A Private War: A danger-junkie's story with a mixed-message about war coverage
By Liam Lacey
Rating: B
The way someone dies doesn’t usually define her life. Though in the case of Marie Colvin, the American-born Sunday Times war correspondent who was killed in Syria in 2012 at the age of 56, her risk-taking approach to her job and determination to be close to the action made her death as predictable as any casualty of war.
In the film, A Private War, Colvin’s is played by Rosamund Pike (Gone Girl, Barney's Version), an actress who’s typically reserved, bordering on stilted. She’s fully committed here in a performance of a woman of high convictions, a messy personal life, wracked by post-traumatic stress disorder and alcoholism.
As we follow her through war zones, we hear, in voice-over (Colvin’s own emotionally flat Long Island voice from an archival interview, which Pike perfectly captures in the film) her thoughts about her profession, including the importance of suppressing personal fear.
The movie. based on the 2012 Vanity Fair feature “Marie Colvin’s Private War” by Marie Brenner and directed by Matthew Heineman (he co-directed the documentary, Cartel Land) is presented as a portrait of flawed heroism.
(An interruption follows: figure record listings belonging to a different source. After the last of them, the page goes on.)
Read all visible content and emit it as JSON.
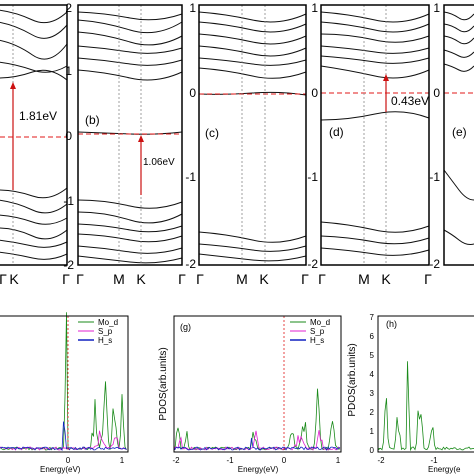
{
  "band_panels": [
    {
      "label": "",
      "kpoints": [
        "Γ",
        "K",
        "Γ"
      ],
      "gap": "1.81eV",
      "yticks": [
        "2",
        "1",
        "0",
        "-1",
        "-2"
      ],
      "ylim": [
        -2,
        2
      ]
    },
    {
      "label": "(b)",
      "kpoints": [
        "Γ",
        "M",
        "K",
        "Γ"
      ],
      "gap": "1.06eV",
      "yticks": [
        "2",
        "1",
        "0",
        "-1",
        "-2"
      ],
      "ylim": [
        -2,
        2
      ]
    },
    {
      "label": "(c)",
      "kpoints": [
        "Γ",
        "M",
        "K",
        "Γ"
      ],
      "gap": "",
      "yticks": [
        "1",
        "0",
        "-1",
        "-2"
      ],
      "ylim": [
        -2,
        1
      ]
    },
    {
      "label": "(d)",
      "kpoints": [
        "Γ",
        "M",
        "K",
        "Γ"
      ],
      "gap": "0.43eV",
      "yticks": [
        "1",
        "0",
        "-1",
        "-2"
      ],
      "ylim": [
        -2,
        1
      ]
    },
    {
      "label": "(e)",
      "kpoints": [],
      "gap": "",
      "yticks": [
        "1",
        "0",
        "-1",
        "-2"
      ],
      "ylim": [
        -2,
        1
      ]
    }
  ],
  "pdos_panels": [
    {
      "label": "",
      "ylabel": "",
      "xlabel": "Energy(eV)",
      "xticks": [
        "0",
        "1"
      ],
      "yticks": [],
      "legend": [
        "Mo_d",
        "S_p",
        "H_s"
      ]
    },
    {
      "label": "(g)",
      "ylabel": "PDOS(arb.units)",
      "xlabel": "Energy(eV)",
      "xticks": [
        "-2",
        "-1",
        "0",
        "1"
      ],
      "yticks": [],
      "legend": [
        "Mo_d",
        "S_p",
        "H_s"
      ]
    },
    {
      "label": "(h)",
      "ylabel": "PDOS(arb.units)",
      "xlabel": "Energy(e",
      "xticks": [
        "-2",
        "-1"
      ],
      "yticks": [
        "7",
        "6",
        "5",
        "4",
        "3",
        "2",
        "1",
        "0"
      ],
      "legend": []
    }
  ],
  "colors": {
    "band": "#111111",
    "fermi": "#e01818",
    "gap_arrow": "#cc1111",
    "mo_d": "#1a8a1a",
    "s_p": "#e020d0",
    "h_s": "#1020c0"
  },
  "chart_data": [
    {
      "type": "line",
      "panel": "band-a",
      "x": [
        "Γ",
        "K",
        "Γ"
      ],
      "ylim": [
        -2,
        2
      ],
      "band_gap_eV": 1.81,
      "vbm_eV": -0.9,
      "cbm_eV": 0.9,
      "fermi_eV": 0
    },
    {
      "type": "line",
      "panel": "band-b",
      "x": [
        "Γ",
        "M",
        "K",
        "Γ"
      ],
      "ylim": [
        -2,
        2
      ],
      "band_gap_eV": 1.06,
      "vbm_eV": -1.06,
      "cbm_eV": 0.0,
      "fermi_eV": 0
    },
    {
      "type": "line",
      "panel": "band-c",
      "x": [
        "Γ",
        "M",
        "K",
        "Γ"
      ],
      "ylim": [
        -2,
        1
      ],
      "fermi_eV": 0
    },
    {
      "type": "line",
      "panel": "band-d",
      "x": [
        "Γ",
        "M",
        "K",
        "Γ"
      ],
      "ylim": [
        -2,
        1
      ],
      "band_gap_eV": 0.43,
      "vbm_eV": -0.3,
      "cbm_eV": 0.13,
      "fermi_eV": 0
    },
    {
      "type": "line",
      "panel": "pdos-g",
      "xlim": [
        -2,
        1
      ],
      "series": [
        {
          "name": "Mo_d"
        },
        {
          "name": "S_p"
        },
        {
          "name": "H_s"
        }
      ]
    },
    {
      "type": "line",
      "panel": "pdos-h",
      "ylim": [
        0,
        7
      ],
      "series": [
        {
          "name": ""
        }
      ]
    }
  ]
}
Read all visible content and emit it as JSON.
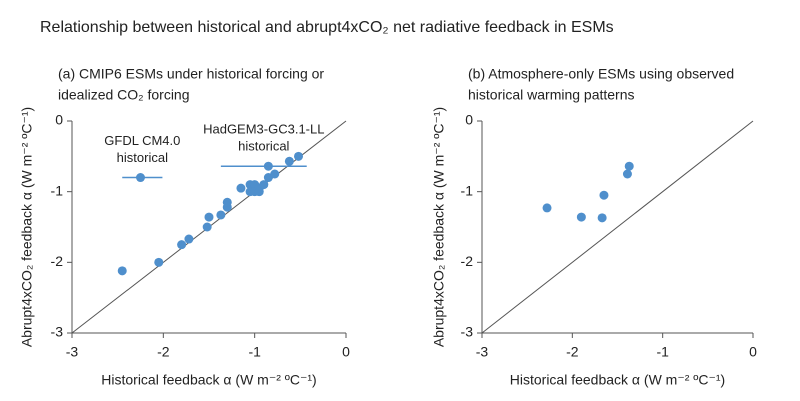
{
  "title": "Relationship between historical and abrupt4xCO₂ net radiative feedback in ESMs",
  "chart_data": [
    {
      "type": "scatter",
      "title": [
        "(a) CMIP6 ESMs under historical forcing or",
        "idealized CO₂ forcing"
      ],
      "xlabel": "Historical feedback α (W m⁻² ºC⁻¹)",
      "ylabel": "Abrupt4xCO₂ feedback α (W m⁻² ºC⁻¹)",
      "xlim": [
        -3,
        0
      ],
      "ylim": [
        -3,
        0
      ],
      "xticks": [
        -3,
        -2,
        -1,
        0
      ],
      "yticks": [
        0,
        -1,
        -2,
        -3
      ],
      "series": [
        {
          "color": "#4f8fcc",
          "x": [
            -2.45,
            -2.05,
            -1.8,
            -1.72,
            -1.52,
            -1.5,
            -1.37,
            -1.3,
            -1.3,
            -1.15,
            -1.05,
            -1.0,
            -1.05,
            -1.0,
            -0.95,
            -0.95,
            -0.9,
            -0.85,
            -0.78,
            -0.62,
            -0.52,
            -2.25,
            -0.85
          ],
          "values": [
            -2.12,
            -2.0,
            -1.75,
            -1.67,
            -1.5,
            -1.36,
            -1.33,
            -1.22,
            -1.15,
            -0.95,
            -0.9,
            -0.9,
            -1.0,
            -1.0,
            -0.95,
            -1.0,
            -0.9,
            -0.8,
            -0.75,
            -0.57,
            -0.5,
            -0.8,
            -0.64
          ]
        }
      ],
      "ranges": [
        {
          "y": -0.8,
          "xmin": -2.45,
          "xmax": -2.01,
          "label": [
            "GFDL CM4.0",
            "historical"
          ]
        },
        {
          "y": -0.64,
          "xmin": -1.37,
          "xmax": -0.43,
          "label": [
            "HadGEM3-GC3.1-LL",
            "historical"
          ]
        }
      ]
    },
    {
      "type": "scatter",
      "title": [
        "(b) Atmosphere-only ESMs using observed",
        "historical warming patterns"
      ],
      "xlabel": "Historical feedback α (W m⁻² ºC⁻¹)",
      "ylabel": "Abrupt4xCO₂ feedback α (W m⁻² ºC⁻¹)",
      "xlim": [
        -3,
        0
      ],
      "ylim": [
        -3,
        0
      ],
      "xticks": [
        -3,
        -2,
        -1,
        0
      ],
      "yticks": [
        0,
        -1,
        -2,
        -3
      ],
      "series": [
        {
          "color": "#4f8fcc",
          "x": [
            -2.28,
            -1.9,
            -1.67,
            -1.65,
            -1.39,
            -1.37
          ],
          "values": [
            -1.23,
            -1.36,
            -1.37,
            -1.05,
            -0.75,
            -0.64
          ]
        }
      ]
    }
  ]
}
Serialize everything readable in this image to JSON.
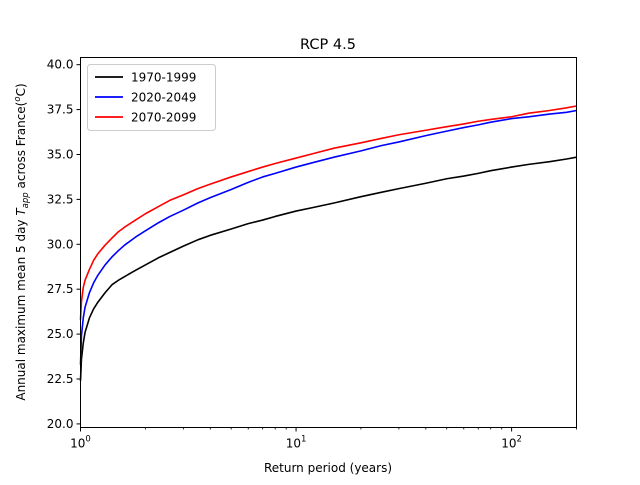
{
  "chart_data": {
    "type": "line",
    "title": "RCP 4.5",
    "xlabel": "Return period (years)",
    "ylabel_parts": {
      "before": "Annual maximum mean 5 day ",
      "var": "T",
      "sub": "app",
      "after": " across France(",
      "deg": "o",
      "unit": "C)"
    },
    "xscale": "log",
    "xlim": [
      1,
      200
    ],
    "ylim": [
      19.8,
      40.4
    ],
    "xticks": [
      {
        "value": 1,
        "base": "10",
        "exp": "0"
      },
      {
        "value": 10,
        "base": "10",
        "exp": "1"
      },
      {
        "value": 100,
        "base": "10",
        "exp": "2"
      }
    ],
    "yticks": [
      {
        "value": 20.0,
        "label": "20.0"
      },
      {
        "value": 22.5,
        "label": "22.5"
      },
      {
        "value": 25.0,
        "label": "25.0"
      },
      {
        "value": 27.5,
        "label": "27.5"
      },
      {
        "value": 30.0,
        "label": "30.0"
      },
      {
        "value": 32.5,
        "label": "32.5"
      },
      {
        "value": 35.0,
        "label": "35.0"
      },
      {
        "value": 37.5,
        "label": "37.5"
      },
      {
        "value": 40.0,
        "label": "40.0"
      }
    ],
    "grid": false,
    "legend": {
      "placement": "top-left"
    },
    "series": [
      {
        "name": "1970-1999",
        "color": "#000000",
        "x": [
          1.0,
          1.01,
          1.03,
          1.05,
          1.1,
          1.15,
          1.2,
          1.3,
          1.4,
          1.5,
          1.6,
          1.8,
          2.0,
          2.3,
          2.6,
          3.0,
          3.5,
          4.0,
          5.0,
          6.0,
          7.0,
          8.0,
          10,
          12,
          15,
          20,
          25,
          30,
          40,
          50,
          60,
          70,
          80,
          100,
          120,
          150,
          180,
          200
        ],
        "y": [
          22.4,
          23.6,
          24.5,
          25.1,
          25.9,
          26.4,
          26.75,
          27.3,
          27.75,
          28.0,
          28.2,
          28.55,
          28.85,
          29.25,
          29.55,
          29.9,
          30.25,
          30.5,
          30.85,
          31.15,
          31.35,
          31.55,
          31.85,
          32.05,
          32.3,
          32.65,
          32.9,
          33.1,
          33.4,
          33.65,
          33.8,
          33.95,
          34.1,
          34.3,
          34.45,
          34.6,
          34.75,
          34.85
        ]
      },
      {
        "name": "2020-2049",
        "color": "#0000ff",
        "x": [
          1.0,
          1.01,
          1.03,
          1.05,
          1.1,
          1.15,
          1.2,
          1.3,
          1.4,
          1.5,
          1.6,
          1.8,
          2.0,
          2.3,
          2.6,
          3.0,
          3.5,
          4.0,
          5.0,
          6.0,
          7.0,
          8.0,
          10,
          12,
          15,
          20,
          25,
          30,
          40,
          50,
          60,
          70,
          80,
          100,
          120,
          150,
          180,
          200
        ],
        "y": [
          23.3,
          24.9,
          25.9,
          26.5,
          27.3,
          27.85,
          28.25,
          28.85,
          29.3,
          29.65,
          29.95,
          30.4,
          30.75,
          31.2,
          31.55,
          31.9,
          32.3,
          32.6,
          33.05,
          33.45,
          33.75,
          33.95,
          34.3,
          34.55,
          34.85,
          35.2,
          35.5,
          35.7,
          36.05,
          36.3,
          36.5,
          36.65,
          36.8,
          37.0,
          37.1,
          37.25,
          37.35,
          37.45
        ]
      },
      {
        "name": "2070-2099",
        "color": "#ff0000",
        "x": [
          1.0,
          1.01,
          1.03,
          1.05,
          1.1,
          1.15,
          1.2,
          1.3,
          1.4,
          1.5,
          1.6,
          1.8,
          2.0,
          2.3,
          2.6,
          3.0,
          3.5,
          4.0,
          5.0,
          6.0,
          7.0,
          8.0,
          10,
          12,
          15,
          20,
          25,
          30,
          40,
          50,
          60,
          70,
          80,
          100,
          120,
          150,
          180,
          200
        ],
        "y": [
          25.8,
          26.8,
          27.6,
          28.0,
          28.6,
          29.1,
          29.45,
          29.95,
          30.35,
          30.7,
          30.95,
          31.35,
          31.7,
          32.1,
          32.45,
          32.75,
          33.1,
          33.35,
          33.75,
          34.05,
          34.3,
          34.5,
          34.8,
          35.05,
          35.35,
          35.65,
          35.9,
          36.1,
          36.35,
          36.55,
          36.7,
          36.85,
          36.95,
          37.1,
          37.3,
          37.45,
          37.6,
          37.7
        ]
      }
    ]
  }
}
Arash Amel’s screenplay is somewhat schematic, a long count-down to Colvin’s 2012 death in Homs, alternating between battle scene reporting and increasing personal chaos. We follow Colvin from the Sri Lanka civil war that cost her an eye, to the 2003 U.S. Iraq invasion, to Libya and Afghanistan and finally Syria.
The emphasis is on her independence and resourcefulness: In Iraq, for example, she splits from the “embedded” journalists, hires a freelance photographer, Paul Conroy, (played by Jamie Dornan) and uses her gym card to pretend she’s a medic to get past checkpoints. Hearing a rumour of a mass grave, she hires a construction crew to unearth the bodies, and while Conroy captures the images, she interviews the mourners.
Her editor, Sean Ryan (Tom Hollander) says somewhat trite things: That she’s a pain in the ass but the best at what she does, and he both cautions her about her erratic behavior, then throws her out in the field to win awards for him and the newspaper: “If you lose your conviction, then what hope do the rest of us have?” he says. If this were a drug addiction movie, which it sometimes feels like, he would stand as a co-dependent enabler.
Stanley Tucci, in a fictionalized role, plays a louche, affectionate lover who meets her, half-sozzled, after a party, and stands in for her on-and-off again relationships with men. Between interludes away from whatever war zone, she lectures her colleagues on the importance of “first draft of history,” goes to parties and has a series of disorienting flashbacks, often of a dead Palestinian girl lying on her bed.
Off the battlefield, women colleagues and friends have the function of pointing out the obvious: “You’re not well,” or “How long have you been an alcoholic?”
Throughout, A Private War, struggles with a question that Colvin asked repeatedly: What do you have to show to make people care about other’s suffering? While the movie deserves plaudits for exploring the issue, ultimately it suffers from the same dilemma as media covering war zones, numbing us with a message of helplessness.